Permettez-moi de vous répondre par une première réflexion: les trois religions du Livre sont nées dans le désert, impliquant un appel de verticalité, d’élévation. En forêt vierge, tout est horizontal et le divin se rencontre dans le foisonnement, la multitude et la diversité. Notre parc réunit à la fois cette horizontalité et cette verticalité, les merveilles du monde sous des angles différents.
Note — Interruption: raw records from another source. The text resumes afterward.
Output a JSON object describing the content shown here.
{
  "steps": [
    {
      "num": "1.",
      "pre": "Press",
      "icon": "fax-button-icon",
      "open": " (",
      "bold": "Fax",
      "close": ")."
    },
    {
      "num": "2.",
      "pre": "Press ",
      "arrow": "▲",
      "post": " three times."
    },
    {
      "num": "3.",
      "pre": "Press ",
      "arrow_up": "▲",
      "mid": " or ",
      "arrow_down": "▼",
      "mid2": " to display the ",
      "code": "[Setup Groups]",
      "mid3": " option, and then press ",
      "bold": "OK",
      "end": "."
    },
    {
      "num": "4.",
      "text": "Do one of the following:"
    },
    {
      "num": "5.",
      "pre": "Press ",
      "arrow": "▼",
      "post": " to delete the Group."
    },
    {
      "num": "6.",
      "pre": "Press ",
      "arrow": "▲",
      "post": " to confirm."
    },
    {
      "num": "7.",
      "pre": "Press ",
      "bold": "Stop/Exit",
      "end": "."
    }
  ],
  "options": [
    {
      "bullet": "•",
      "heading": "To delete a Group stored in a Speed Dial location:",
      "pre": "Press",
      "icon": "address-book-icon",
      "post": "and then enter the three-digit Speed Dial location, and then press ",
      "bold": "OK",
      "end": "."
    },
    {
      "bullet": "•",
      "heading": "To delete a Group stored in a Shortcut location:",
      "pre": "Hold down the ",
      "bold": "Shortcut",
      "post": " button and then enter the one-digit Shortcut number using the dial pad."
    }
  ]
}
Quel est le  projet en cours ?

Nous allons terminer la zone consacrée à la Colombie britannique, cette partie pacifique du Canada  bordant le sud de l’Alaska peuplée d’ours, de loups et d’élans. C’est un paysage de forêts, de fleuves et d’animaux magiques. Un Amérindien de là-bas, connu pour ses œuvres, sculptera plusieurs totems en bois de cèdre rouge qui prendront place dans cette partie du parc, avec la démarche spirituelle adéquate au moment de leur élévation. Par ailleurs, nous recevons, cette année, de nouveaux pensionnaires, des macaques du Japon  dont les congénères à l’état sauvage se sont familiarisés avec des sources d’eau chaude auxquelles ils se sont acclimatés là-bas. Nous leur offrirons le même service 5 étoiles avec un environnement en tout point comparable.

En danger critique d’extinction. Les tigres blancs et les orangs-outangs de Sumatra font partie des pensionnaires vedettes du parc parmi plus de 7000 autres espèces des cinq continents. ©DR

Comme une arche d’alliance

Après avoir parcouru plus de 60 pays, Eric Domb a réuni autour de lui non seulement l’esprit de la forêt, des lacs et des rochers, mais aussi les philosophies, les religions et les cultures humaines auxquelles participent le peuple des arbres et  des animaux venus de toute la planète.  Osmose.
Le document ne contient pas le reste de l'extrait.